The Zero Velocity Updates (ZVU) is a very powerful tool that drastically reduces drift when stationary in GNSS outage, so it's recommended to enable this. The speed threshold and packets before activation can be altered, however the default values are recommended.
Advanced commands can also be added, these will affect the processed NCOMs.
Default configuration files can be found in the respective folders within the bin folder.
Georeferencer configuration file
The Georeferencer.cfg file contains the different settings used when combining the LiDAR and OxTS navigation data into a point cloud. This is then fed into the LiDAR odometry algorithm. Most of these settings can be left as the defaults, however the time offset may need to be changed as there could be a difference between the time epoch used to time sync the LiDAR data. It's important to remember the lidar_time_offset is measured in nanoseconds.
Certain values may need to be changed depending on the environment for example the "minmax" options can be varied to exclude certain features in the pointcloud, i.e. a car bonnet.
OxTS-LIO configuration file
This configuration file is specifically for producing the LiDAR odometry GAD file, and there is some overlap with the settings in the georeferencer.cfg file
The two key values to change are the "lidar" and "lidar_rpm" options, which will be specific to your own setup. LIO can technically support any LiDAR type that is supported within Georeferencer, however only the following have been added:
[*] Ouster 0 models appear to have configurable angular resolution independently of RPM. When using these models, one must specify horizontal_scanpoints as well as the lidar model.
[Implemented but untested]
If your LiDAR type is not listed above but is supported by OxTS Georeferencer then we will happily add support for it and distribute an updated version of LIO for your use.
Processing should produce a folder called lio, which will contain all outputs from the GUI. The most important file is the "output.gad" file, this is an OxTS format which contains all the LiDAR odometry and will be used along side the RD file to produce an aided NCOM.

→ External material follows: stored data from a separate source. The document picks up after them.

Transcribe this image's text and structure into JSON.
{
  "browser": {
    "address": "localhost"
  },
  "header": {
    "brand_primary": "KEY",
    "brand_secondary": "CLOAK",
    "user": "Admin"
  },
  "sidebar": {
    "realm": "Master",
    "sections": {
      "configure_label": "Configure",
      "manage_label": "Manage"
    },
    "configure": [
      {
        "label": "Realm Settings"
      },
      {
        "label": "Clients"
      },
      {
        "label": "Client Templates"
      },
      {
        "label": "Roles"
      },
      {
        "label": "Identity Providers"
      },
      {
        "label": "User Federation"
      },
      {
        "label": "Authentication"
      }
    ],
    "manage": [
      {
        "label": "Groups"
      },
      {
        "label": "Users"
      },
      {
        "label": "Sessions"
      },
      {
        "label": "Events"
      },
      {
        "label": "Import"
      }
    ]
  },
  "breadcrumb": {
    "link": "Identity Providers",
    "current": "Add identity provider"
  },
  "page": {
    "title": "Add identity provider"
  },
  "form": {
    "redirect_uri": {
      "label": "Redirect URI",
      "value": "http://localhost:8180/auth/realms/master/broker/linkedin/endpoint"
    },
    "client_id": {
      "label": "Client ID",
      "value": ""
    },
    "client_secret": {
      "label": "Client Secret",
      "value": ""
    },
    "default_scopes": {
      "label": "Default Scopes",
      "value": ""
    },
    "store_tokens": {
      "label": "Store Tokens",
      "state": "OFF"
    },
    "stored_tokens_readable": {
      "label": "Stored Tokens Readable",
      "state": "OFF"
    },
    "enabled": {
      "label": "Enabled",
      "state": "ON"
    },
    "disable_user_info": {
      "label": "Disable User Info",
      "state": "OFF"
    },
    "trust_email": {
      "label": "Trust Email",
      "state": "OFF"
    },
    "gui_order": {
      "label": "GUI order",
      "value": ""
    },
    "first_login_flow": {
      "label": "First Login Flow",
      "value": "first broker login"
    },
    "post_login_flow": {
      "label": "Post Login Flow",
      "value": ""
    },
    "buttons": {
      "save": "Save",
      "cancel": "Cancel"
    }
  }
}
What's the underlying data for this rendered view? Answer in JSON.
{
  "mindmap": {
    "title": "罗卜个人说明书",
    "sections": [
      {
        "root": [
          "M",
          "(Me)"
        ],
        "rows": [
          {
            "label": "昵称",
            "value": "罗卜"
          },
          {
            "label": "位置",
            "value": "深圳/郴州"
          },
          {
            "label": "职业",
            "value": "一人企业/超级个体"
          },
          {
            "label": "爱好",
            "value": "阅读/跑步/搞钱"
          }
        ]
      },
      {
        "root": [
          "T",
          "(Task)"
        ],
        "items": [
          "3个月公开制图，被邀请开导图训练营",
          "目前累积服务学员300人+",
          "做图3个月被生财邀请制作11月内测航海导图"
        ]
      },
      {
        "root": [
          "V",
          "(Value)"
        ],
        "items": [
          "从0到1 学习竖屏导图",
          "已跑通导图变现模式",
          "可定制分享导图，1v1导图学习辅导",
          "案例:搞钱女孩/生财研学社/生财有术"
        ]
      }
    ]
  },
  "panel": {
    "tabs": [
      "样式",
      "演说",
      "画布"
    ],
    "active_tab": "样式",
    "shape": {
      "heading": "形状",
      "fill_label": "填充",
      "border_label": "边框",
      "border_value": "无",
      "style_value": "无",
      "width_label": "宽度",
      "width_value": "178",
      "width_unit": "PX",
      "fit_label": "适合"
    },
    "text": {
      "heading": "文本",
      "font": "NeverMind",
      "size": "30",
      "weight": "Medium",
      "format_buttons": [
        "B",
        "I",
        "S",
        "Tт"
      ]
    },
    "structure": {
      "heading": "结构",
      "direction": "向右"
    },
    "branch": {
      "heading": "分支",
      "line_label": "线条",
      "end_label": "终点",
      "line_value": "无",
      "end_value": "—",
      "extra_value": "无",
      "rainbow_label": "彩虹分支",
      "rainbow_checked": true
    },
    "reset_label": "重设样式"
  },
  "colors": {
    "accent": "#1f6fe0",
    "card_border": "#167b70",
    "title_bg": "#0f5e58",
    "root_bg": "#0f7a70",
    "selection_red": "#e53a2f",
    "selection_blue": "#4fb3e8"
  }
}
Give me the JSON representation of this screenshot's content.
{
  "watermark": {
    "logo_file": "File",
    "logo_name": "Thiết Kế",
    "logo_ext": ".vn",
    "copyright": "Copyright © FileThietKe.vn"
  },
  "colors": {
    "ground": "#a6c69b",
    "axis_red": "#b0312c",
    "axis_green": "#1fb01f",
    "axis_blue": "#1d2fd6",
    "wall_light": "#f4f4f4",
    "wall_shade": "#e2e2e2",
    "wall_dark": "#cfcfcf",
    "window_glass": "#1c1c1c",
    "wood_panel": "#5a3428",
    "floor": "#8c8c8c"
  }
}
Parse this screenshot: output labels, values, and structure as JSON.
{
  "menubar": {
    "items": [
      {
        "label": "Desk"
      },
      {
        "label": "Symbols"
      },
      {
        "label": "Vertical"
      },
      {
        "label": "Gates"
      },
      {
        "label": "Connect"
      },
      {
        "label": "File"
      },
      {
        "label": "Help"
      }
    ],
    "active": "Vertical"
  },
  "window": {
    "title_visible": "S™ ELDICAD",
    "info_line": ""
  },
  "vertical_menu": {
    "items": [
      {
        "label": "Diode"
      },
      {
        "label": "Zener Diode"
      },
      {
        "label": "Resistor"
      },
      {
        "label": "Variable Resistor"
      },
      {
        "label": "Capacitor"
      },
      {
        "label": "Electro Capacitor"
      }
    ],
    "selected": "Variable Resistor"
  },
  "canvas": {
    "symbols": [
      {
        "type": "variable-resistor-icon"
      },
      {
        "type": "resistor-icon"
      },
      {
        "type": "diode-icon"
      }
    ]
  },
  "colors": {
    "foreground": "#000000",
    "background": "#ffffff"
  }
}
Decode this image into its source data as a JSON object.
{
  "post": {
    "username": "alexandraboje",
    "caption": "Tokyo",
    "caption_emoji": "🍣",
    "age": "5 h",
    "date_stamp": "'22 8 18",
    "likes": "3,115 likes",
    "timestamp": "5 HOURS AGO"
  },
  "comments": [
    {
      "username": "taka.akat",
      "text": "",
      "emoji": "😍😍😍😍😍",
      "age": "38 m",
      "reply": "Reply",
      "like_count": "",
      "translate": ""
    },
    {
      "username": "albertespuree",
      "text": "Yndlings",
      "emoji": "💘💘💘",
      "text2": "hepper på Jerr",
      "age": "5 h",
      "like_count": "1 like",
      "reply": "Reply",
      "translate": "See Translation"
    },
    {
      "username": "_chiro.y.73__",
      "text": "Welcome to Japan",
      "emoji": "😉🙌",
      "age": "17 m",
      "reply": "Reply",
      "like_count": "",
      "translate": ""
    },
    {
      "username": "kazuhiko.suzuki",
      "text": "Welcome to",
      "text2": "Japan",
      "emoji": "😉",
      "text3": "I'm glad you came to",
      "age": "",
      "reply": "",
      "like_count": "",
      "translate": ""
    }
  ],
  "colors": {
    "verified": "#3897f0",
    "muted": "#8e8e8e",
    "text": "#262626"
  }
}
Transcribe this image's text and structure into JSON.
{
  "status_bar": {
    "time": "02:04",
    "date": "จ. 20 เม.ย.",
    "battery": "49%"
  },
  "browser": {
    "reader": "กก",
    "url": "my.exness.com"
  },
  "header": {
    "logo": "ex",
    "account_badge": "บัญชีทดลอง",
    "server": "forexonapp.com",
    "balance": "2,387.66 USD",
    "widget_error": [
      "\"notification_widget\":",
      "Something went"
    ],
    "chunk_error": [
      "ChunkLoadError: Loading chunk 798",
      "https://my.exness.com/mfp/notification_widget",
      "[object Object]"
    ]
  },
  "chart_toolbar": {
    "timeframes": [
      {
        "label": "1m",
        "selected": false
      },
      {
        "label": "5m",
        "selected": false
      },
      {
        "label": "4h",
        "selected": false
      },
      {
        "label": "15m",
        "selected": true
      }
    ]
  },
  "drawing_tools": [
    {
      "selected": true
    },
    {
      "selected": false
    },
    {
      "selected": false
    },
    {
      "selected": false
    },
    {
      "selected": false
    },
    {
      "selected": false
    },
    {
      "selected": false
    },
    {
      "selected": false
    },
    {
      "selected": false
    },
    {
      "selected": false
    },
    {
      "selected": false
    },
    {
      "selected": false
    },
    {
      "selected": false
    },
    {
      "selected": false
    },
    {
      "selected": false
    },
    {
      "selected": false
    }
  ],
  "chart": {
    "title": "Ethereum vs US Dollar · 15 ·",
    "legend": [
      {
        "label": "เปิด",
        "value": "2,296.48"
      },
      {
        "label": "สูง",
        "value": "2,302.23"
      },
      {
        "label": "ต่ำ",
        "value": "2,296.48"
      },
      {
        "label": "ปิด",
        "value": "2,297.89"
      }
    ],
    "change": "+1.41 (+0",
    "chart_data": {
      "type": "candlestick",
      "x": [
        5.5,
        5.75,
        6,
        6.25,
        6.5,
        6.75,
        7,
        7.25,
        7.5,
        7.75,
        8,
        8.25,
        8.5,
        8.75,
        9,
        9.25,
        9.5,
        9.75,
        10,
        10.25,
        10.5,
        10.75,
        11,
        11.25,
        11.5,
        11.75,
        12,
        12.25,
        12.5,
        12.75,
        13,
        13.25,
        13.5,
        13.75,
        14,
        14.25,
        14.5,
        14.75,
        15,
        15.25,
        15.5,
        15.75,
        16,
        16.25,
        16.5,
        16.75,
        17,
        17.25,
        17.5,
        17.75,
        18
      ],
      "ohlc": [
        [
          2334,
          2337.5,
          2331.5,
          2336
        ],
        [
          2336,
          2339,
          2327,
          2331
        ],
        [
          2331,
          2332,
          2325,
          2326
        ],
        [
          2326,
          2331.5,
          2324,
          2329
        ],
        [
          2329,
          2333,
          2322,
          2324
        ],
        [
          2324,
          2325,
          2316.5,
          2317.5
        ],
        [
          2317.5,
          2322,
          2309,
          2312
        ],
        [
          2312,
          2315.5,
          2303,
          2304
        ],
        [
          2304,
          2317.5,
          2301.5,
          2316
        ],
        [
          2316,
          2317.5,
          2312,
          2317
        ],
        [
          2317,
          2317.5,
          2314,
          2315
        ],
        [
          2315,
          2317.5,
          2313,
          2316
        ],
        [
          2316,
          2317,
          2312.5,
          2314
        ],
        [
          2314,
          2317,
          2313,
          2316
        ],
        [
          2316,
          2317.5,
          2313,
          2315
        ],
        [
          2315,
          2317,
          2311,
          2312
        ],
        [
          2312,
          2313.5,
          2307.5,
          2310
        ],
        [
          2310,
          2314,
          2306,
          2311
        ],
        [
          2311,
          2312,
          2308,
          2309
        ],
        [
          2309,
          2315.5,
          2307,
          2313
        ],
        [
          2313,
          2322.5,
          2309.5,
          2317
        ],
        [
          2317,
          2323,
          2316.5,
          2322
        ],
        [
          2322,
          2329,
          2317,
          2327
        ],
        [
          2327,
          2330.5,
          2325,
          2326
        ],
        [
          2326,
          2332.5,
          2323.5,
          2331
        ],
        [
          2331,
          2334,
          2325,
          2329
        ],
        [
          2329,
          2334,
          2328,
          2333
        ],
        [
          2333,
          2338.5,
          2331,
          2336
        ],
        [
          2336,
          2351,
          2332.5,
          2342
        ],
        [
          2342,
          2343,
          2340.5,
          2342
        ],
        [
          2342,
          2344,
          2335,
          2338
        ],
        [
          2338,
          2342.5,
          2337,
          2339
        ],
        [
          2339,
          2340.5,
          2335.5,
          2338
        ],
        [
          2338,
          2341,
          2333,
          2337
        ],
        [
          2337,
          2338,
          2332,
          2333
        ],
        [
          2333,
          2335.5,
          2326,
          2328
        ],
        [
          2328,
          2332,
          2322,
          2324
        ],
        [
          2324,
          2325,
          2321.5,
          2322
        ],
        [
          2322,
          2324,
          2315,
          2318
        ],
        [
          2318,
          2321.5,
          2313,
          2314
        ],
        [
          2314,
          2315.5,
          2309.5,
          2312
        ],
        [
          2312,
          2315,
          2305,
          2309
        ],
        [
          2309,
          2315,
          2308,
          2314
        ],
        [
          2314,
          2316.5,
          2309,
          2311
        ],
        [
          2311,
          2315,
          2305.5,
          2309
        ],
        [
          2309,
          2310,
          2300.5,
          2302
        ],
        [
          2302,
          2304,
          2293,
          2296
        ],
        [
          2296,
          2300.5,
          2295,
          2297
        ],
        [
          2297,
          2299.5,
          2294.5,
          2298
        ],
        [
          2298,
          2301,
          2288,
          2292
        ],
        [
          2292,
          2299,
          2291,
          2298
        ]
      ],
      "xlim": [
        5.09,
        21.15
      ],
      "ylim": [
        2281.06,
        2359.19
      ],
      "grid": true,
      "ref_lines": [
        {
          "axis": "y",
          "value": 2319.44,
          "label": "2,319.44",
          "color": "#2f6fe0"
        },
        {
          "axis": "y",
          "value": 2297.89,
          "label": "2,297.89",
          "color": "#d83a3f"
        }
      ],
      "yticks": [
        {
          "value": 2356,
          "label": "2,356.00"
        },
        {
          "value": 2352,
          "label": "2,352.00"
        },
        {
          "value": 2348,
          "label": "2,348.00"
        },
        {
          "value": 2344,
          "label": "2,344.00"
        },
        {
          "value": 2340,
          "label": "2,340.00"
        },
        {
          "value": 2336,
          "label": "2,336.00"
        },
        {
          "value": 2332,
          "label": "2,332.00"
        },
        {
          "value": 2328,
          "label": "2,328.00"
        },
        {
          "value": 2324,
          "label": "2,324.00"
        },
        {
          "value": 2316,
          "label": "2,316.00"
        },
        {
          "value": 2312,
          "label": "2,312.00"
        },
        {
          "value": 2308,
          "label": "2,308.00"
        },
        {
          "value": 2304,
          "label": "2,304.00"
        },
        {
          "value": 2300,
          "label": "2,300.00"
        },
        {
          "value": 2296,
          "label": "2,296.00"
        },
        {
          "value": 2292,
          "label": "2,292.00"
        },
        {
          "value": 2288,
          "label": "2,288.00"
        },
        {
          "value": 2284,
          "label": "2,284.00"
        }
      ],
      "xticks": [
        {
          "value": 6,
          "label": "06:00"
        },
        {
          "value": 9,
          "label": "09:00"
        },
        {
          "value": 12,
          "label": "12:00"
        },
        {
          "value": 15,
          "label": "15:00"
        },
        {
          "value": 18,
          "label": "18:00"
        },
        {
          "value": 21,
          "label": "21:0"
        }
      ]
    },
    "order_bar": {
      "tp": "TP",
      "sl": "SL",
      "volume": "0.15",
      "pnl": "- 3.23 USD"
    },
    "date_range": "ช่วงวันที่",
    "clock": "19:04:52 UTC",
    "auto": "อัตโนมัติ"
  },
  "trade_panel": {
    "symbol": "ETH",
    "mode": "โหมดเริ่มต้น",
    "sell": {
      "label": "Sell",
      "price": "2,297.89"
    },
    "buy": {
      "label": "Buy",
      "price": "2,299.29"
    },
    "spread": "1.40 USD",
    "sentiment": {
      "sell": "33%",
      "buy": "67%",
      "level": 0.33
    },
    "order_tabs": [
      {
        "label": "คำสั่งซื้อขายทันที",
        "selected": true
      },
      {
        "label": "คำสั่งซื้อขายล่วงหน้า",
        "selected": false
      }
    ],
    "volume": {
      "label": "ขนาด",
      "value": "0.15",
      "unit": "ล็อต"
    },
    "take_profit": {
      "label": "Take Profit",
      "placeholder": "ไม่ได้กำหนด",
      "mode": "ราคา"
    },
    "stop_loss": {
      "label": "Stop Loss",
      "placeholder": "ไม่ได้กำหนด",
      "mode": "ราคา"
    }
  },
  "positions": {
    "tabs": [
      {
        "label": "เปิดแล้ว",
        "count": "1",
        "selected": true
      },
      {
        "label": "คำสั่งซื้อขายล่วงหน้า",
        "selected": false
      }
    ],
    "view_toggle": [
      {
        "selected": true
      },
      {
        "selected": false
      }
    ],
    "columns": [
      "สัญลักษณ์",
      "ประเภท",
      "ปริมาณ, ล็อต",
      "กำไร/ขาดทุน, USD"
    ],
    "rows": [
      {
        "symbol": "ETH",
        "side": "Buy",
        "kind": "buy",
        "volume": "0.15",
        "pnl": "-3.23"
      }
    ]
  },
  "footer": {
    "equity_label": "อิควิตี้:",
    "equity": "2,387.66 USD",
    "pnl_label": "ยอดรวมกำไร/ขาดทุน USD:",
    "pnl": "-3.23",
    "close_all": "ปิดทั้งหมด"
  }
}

The GUI will do this for you, and depending on the processing mode selected (simulated or combined) there will an "unaided_sim"/"unaided_cmb" and "sim"/"cmb" folder, the latter will contain the NCOM aided with the GAD file. You can then view both for of these in NAVGraph to compare the effect LIO had. To check when the NCOM is aided, you can look for "GPS Velocity mode" being in "Gen Aid (34)".
An "Analysis" folder will be produced which will contain all the report graphs such as GAD vs NCOM velocities and comparisons of forward vs backward processing of unaided and aided NCOMs.